Œuvre

Journaux intimes (1887), Mon coeur mis à nu

Avant tout, être un grand homme et un saint pour soi-même.
Glorifier le culte des images (ma grande, mon unique, ma primitive passion).
Il faut travailler, sinon par goût, au moins par désespoir, puisque, tout bien vérifié, travailler est moins ennuyeux que s'amuser.
Il n'existe que trois êtres respectables: le prêtre, le guerrier, le poète. Savoir, tuer et créer.
Il serait peut-être doux d'être alternativement victime et bourreau.
J'ai toujours été étonné qu'on laissât les femmes entrer dans les églises. Quelle conversation peuvent-elles tenir avec Dieu?
La femme est naturelle, c'est-à-dire abominable.
La femme ne sait pas séparer l'âme du corps. Elle est simpliste, comme les animaux. Un satirique dirait que c'est parce qu'elle n'a que le corps.
Ne pouvant pas supprimer l'amour, l'Eglise a voulu au moins le désinfecter, et elle a fait le mariage.
- Dieu a fait l'homme à son image, disait un abbé. - - Oh! l'homme le lui a bien rendu, répliqua Fontenelle. - Les nations n'ont de grands hommes que malgré elles.
Qu'est-ce que l'amour? - Le besoin de sortir de soi. - L'homme est un animal adorateur. - Adorer, c'est se sacrifier et se prostituer. - Aussi tout amour est-il prostitution.
Plus l'homme cultive les arts, moins il bande. - Il se fait un divorce de plus en plus sensible entre l'esprit et la brute. - La brute seule bande bien, et la fouterie est le lyrisme du peuple.
Je comprends qu'on déserte une cause pour savoir ce qu'on éprouvera à en servir une autre.
Une suite de petites volontés fait un gros résultat.
Le plaisir d'être dans les foules est une expression mystérieuse de la jouissance de la multiplication du nombre. Tout est nombre. Le nombre est dans tout. Le nombre est dans l'individu. L'ivresse est dans le nombre.

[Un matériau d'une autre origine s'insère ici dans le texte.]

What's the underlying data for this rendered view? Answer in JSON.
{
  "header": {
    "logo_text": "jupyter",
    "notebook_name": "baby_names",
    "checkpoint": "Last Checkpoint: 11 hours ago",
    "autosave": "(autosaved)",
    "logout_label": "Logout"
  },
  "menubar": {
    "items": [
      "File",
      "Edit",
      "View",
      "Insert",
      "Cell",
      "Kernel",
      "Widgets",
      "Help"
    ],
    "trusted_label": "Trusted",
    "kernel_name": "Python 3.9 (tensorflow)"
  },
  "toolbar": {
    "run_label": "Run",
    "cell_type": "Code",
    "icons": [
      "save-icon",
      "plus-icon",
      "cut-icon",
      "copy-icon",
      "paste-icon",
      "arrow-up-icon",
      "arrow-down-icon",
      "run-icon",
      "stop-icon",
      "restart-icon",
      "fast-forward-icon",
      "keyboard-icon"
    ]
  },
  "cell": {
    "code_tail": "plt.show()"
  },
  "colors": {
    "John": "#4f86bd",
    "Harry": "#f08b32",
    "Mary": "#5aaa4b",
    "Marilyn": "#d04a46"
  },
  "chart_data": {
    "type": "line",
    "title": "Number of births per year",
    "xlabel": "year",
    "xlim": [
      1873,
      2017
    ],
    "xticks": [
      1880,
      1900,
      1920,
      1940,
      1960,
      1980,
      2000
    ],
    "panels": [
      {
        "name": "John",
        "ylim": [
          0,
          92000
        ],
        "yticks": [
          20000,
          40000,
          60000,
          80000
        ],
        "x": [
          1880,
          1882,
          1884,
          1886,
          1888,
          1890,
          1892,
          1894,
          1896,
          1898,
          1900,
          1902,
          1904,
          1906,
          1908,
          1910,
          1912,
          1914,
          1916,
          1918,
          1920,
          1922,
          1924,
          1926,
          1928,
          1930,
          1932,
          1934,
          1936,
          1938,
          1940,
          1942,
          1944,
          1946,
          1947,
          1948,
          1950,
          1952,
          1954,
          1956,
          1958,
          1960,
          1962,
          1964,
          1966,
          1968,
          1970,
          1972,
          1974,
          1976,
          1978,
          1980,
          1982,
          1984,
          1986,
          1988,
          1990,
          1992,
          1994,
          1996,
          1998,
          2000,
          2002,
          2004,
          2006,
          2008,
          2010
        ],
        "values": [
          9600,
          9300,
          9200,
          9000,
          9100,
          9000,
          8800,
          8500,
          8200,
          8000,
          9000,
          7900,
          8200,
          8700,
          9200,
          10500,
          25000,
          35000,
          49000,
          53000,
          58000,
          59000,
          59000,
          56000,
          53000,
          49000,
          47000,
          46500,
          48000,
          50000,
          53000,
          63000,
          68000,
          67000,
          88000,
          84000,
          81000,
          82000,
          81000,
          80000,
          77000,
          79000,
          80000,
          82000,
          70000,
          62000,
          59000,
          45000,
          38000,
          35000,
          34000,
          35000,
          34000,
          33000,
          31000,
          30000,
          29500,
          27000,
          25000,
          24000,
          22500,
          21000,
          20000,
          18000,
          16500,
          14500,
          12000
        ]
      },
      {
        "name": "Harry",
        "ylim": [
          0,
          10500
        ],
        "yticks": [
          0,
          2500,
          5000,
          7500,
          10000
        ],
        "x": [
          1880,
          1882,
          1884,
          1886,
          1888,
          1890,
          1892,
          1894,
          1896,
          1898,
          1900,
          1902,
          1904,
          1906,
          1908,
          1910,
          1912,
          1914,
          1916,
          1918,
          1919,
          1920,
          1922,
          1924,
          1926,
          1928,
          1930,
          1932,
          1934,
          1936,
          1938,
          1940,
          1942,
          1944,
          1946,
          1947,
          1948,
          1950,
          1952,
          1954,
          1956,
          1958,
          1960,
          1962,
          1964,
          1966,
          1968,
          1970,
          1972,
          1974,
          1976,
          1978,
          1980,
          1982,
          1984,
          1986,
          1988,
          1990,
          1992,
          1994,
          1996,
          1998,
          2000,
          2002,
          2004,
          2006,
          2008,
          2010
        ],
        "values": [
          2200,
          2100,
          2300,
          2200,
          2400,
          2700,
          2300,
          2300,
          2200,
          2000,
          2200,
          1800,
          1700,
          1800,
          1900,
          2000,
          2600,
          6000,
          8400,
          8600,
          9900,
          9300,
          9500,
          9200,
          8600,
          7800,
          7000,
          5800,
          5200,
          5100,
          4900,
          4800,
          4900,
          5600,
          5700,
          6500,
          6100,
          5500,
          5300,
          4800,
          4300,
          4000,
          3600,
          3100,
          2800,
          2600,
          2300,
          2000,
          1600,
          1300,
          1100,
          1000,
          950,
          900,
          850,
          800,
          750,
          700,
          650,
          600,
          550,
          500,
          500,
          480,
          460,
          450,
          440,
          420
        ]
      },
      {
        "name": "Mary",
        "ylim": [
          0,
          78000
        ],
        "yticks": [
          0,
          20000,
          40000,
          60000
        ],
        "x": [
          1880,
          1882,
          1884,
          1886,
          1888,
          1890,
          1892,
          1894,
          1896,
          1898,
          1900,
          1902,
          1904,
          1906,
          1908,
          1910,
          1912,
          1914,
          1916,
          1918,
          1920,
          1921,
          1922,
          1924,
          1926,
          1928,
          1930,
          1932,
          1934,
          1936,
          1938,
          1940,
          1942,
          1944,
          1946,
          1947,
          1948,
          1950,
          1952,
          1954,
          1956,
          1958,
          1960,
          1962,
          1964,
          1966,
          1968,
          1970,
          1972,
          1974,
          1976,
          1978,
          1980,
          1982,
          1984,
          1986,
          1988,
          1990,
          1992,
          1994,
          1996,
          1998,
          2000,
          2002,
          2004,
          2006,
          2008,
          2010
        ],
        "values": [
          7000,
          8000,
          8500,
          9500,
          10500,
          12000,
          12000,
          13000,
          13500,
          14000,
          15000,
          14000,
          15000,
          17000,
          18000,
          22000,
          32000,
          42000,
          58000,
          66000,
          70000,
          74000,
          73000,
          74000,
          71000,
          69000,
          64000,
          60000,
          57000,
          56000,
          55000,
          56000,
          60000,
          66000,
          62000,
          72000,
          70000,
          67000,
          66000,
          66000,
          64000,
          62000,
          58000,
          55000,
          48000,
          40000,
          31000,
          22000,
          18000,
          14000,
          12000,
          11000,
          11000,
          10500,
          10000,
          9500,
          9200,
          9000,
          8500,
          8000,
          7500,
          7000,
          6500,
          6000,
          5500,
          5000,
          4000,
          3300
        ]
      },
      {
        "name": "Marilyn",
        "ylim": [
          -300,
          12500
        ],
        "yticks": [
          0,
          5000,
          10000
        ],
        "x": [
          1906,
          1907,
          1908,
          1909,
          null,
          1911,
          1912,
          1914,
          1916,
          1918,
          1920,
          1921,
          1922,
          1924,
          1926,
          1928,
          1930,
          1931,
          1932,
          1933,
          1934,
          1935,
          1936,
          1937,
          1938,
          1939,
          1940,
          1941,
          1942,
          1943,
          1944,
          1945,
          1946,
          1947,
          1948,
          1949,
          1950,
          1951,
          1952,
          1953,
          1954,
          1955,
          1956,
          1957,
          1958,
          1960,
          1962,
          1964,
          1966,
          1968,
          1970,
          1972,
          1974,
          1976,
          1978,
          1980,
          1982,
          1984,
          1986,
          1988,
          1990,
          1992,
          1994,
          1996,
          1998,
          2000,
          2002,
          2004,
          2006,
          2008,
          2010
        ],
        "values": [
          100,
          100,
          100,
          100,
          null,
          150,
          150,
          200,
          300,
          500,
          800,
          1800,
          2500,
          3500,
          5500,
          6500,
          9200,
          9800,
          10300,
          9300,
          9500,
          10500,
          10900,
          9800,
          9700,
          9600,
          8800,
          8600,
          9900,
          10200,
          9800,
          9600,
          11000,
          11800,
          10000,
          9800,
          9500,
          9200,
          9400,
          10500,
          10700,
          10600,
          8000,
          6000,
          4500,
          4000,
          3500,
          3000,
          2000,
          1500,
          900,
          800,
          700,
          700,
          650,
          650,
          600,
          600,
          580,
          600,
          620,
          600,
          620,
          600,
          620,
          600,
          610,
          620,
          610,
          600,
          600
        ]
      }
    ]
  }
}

De la vaporisation et de la centralisation du Moi. Tout est là. D'une certaine jouissance sensuelle dans la société des extravagants.
Le premier venu, pourvu qu'il sache amuser, a le droit de parler de lui-même.
Glorifier le vagabondage et ce qu'on peut appeler le Bohémianisme, culte de la sensation multipliée, s'exprimant par la musique.
Il faut travailler, sinon par goût, au moins par désespoir.
Le plaisir nous use. Le travail nous fortifie.
Pour guérir de tout, de la misère, de la maladie et de la mélancolie, il ne manque absolument que le goût du travail.
Il n'y a de grand parmi les hommes que le poète, le prêtre et le soldat, l'homme qui chante, l'homme qui bénit, l'homme qui sacrifie et se sacrifie. Le reste est fait pour le fouet.
Etre un homme utile m'a toujours paru quelque chose de bien hideux.
Tout enfant, j'ai senti dans mon coeur deux sentiments contradictoires: l'horreur de la vie et l'extase de la vie.
Il y a dans tout changement quelque chose d'infâme et d'agréable à la fois, quelque chose qui tient de l'infidélité et du déménagement. Cela suffit à expliquer la Révolution française.